Highly efficient removal of both cationic and anionic dyes from wastewater with a water-stable and eco-friendly Fe-MOF via host-guest encapsulation

Abstract

Abstract A water-stable cationic Fe based metal organic framework, CPM-97-Fe, was successfully synthesized in a large scale by a modified method (CPM: Crystalline Porous Materials). The adsorption behaviors, including removal efficiency, adsorption kinetics and isotherms of nine hazardous dyes in wastewater were investigated with different pH and organic solvents. The pseudo-second-order adsorption rate constant follows the order of Reactive Brilliant Red X-3B (X-3B, 0.0205 g mg−1 min−1) > Acid orange 7 (AO7, 0.0112 g mg−1 min−1) > Congo Red (CR, 0.0080 g mg−1 min−1) > Methylene Blue (MB, 0.0061 g mg−1 min−1) > Rhodamine B (RhB, 0.0049 g mg−1 min−1) > Croscein Scarlet 3B (CS3B, 0.0041 g mg−1 min−1) > Methyl Blue (MB, 0.0017 g mg−1 min−1) = New Coccine (NC, 0.0017 g mg−1 min−1) > Acid Black 1 (AB1, 0.0014 g mg−1 min−1). It is found that the adsorption quasi-equilibrium can reach quickly within 30 min, but the dyes with proper structure (i.e. proper distance between two sulfonic groups, less azo benzene hindrance effect, more reactive Cl groups, and more benzene rings), smaller molecular size, more negative charges, lower molecular mass favor the faster adsorption. The adsorption capacity obeys another sequence of CR (831 mg g−1) > X-3B (648 mg g−1) > AO7 (502 mg g−1) > MLB (380 mg g−1) > CS3B (356 mg g−1) > AB1 (325 mg g−1) > RhB (306 mg g−1) > MB (304 mg g−1) > NC (157 mg g−1). It is disclosed that CPM-97-Fe can adsorb more dyes with larger molecular mass, less negative charges, and a proper structure.

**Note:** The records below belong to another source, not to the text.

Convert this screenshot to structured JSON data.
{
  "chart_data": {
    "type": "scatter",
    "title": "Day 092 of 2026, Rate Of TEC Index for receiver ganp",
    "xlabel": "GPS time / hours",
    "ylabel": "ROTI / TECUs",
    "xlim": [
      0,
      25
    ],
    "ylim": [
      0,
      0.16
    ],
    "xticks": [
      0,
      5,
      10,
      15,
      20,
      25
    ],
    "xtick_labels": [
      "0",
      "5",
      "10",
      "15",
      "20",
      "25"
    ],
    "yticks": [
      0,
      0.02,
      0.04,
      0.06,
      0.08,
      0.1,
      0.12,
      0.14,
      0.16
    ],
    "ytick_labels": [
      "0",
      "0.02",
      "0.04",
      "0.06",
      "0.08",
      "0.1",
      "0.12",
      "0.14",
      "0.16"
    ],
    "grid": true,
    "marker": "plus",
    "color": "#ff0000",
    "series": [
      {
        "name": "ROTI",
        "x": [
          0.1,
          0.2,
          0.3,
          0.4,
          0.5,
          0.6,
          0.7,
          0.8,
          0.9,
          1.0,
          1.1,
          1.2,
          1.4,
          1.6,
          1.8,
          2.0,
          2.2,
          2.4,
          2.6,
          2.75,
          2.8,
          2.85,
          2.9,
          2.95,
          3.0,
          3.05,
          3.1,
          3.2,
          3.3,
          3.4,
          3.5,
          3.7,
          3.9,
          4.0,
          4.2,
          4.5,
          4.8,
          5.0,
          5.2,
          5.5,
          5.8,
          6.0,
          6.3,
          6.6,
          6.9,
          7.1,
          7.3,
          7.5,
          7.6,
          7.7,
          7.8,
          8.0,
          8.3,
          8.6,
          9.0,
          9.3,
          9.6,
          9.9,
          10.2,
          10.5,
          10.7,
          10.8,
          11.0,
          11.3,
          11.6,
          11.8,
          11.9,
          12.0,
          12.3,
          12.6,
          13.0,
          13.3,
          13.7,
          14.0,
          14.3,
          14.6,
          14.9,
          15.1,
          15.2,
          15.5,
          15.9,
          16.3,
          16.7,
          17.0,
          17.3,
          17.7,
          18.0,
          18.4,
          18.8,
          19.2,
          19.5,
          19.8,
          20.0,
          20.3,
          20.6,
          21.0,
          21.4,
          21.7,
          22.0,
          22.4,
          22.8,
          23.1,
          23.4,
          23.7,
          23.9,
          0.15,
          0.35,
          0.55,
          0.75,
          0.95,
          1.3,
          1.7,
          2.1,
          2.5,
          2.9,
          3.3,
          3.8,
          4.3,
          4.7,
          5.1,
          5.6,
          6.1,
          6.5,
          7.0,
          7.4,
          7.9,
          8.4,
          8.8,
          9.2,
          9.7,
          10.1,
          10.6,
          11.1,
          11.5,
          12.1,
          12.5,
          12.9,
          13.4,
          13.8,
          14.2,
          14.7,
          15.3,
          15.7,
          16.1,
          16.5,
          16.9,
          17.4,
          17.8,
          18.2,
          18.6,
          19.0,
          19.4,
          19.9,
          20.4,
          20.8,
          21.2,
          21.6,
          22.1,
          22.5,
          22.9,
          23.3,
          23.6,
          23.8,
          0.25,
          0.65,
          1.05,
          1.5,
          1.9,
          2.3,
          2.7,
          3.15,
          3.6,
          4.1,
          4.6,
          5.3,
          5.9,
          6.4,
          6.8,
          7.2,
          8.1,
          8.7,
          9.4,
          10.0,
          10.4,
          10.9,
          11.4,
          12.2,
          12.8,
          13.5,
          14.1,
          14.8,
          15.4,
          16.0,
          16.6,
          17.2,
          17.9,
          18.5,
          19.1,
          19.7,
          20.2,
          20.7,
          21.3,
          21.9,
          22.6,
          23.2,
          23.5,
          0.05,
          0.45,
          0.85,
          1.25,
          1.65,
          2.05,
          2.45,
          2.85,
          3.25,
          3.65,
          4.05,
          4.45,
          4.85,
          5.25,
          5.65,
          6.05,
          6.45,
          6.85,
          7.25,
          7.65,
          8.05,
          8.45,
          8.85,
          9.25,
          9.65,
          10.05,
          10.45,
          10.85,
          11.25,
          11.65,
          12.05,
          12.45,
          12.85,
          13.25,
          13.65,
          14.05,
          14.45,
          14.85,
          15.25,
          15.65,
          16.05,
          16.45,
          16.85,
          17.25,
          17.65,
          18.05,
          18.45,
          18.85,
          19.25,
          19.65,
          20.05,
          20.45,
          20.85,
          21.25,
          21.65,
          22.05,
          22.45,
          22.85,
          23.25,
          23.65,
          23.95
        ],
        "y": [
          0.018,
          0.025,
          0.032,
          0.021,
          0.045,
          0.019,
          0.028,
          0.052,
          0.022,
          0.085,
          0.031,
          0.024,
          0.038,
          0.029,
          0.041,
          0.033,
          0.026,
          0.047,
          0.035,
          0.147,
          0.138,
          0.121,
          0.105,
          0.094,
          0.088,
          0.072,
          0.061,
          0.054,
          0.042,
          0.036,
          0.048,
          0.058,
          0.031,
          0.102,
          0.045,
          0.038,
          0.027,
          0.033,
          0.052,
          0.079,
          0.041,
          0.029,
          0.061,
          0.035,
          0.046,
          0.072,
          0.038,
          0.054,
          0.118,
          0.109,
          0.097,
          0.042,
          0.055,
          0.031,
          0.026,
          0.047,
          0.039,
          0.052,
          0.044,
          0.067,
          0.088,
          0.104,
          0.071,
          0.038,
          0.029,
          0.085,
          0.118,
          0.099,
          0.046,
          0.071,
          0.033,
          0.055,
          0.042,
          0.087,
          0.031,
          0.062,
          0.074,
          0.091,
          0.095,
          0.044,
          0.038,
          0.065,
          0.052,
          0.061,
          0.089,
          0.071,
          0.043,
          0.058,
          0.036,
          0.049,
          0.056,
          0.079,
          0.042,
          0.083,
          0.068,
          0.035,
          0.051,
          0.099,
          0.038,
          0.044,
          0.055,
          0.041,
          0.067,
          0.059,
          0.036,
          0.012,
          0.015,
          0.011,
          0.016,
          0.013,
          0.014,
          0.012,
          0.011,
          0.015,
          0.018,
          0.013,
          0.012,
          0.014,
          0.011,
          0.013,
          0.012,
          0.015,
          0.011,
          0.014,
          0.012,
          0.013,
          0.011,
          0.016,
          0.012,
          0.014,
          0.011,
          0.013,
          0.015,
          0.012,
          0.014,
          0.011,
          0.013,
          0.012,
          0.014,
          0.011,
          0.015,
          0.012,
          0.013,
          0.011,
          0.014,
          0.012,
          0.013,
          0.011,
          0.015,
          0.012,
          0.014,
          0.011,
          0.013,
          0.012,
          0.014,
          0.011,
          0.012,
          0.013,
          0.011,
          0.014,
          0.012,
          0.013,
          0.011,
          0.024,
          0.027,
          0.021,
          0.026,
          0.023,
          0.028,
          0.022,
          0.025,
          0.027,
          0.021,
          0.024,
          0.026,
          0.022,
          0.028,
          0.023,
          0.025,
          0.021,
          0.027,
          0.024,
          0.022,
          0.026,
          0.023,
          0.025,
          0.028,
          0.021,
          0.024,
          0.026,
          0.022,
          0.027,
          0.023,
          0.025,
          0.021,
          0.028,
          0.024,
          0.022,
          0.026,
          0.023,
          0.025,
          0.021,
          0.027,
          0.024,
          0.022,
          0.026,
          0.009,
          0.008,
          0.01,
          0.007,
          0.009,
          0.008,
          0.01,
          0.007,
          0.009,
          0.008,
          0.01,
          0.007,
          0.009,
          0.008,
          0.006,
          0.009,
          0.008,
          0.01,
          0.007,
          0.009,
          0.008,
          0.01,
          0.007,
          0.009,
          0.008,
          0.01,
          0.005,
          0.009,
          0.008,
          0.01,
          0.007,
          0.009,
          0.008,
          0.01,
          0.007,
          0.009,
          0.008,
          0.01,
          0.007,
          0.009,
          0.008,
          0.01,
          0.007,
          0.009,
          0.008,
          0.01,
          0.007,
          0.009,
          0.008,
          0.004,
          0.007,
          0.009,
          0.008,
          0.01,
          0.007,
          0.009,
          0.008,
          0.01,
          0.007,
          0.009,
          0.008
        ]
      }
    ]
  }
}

Especially for Congo red, the adsorption capacity on CPM-97-Fe is 831 mgg−1, 8.1 times that on activated carbon (103 mgg−1). Even the adsorption capacities of very bulky Rhodamine B and Methyl Blue reach as high as 306 and 304 mgg−1, respectively, ranking the highest level among MOF materials. The special structure of CPM-97-Fe with big open windows and high specific surface area of 1397.0 m2 g-1 contributes to the fast adsorption and high capacity towards all investigated dyes via the host-guest encapsulation mechanism including electrostatic interaction, ion exchange, π-π stacking interaction, as well as pore filling.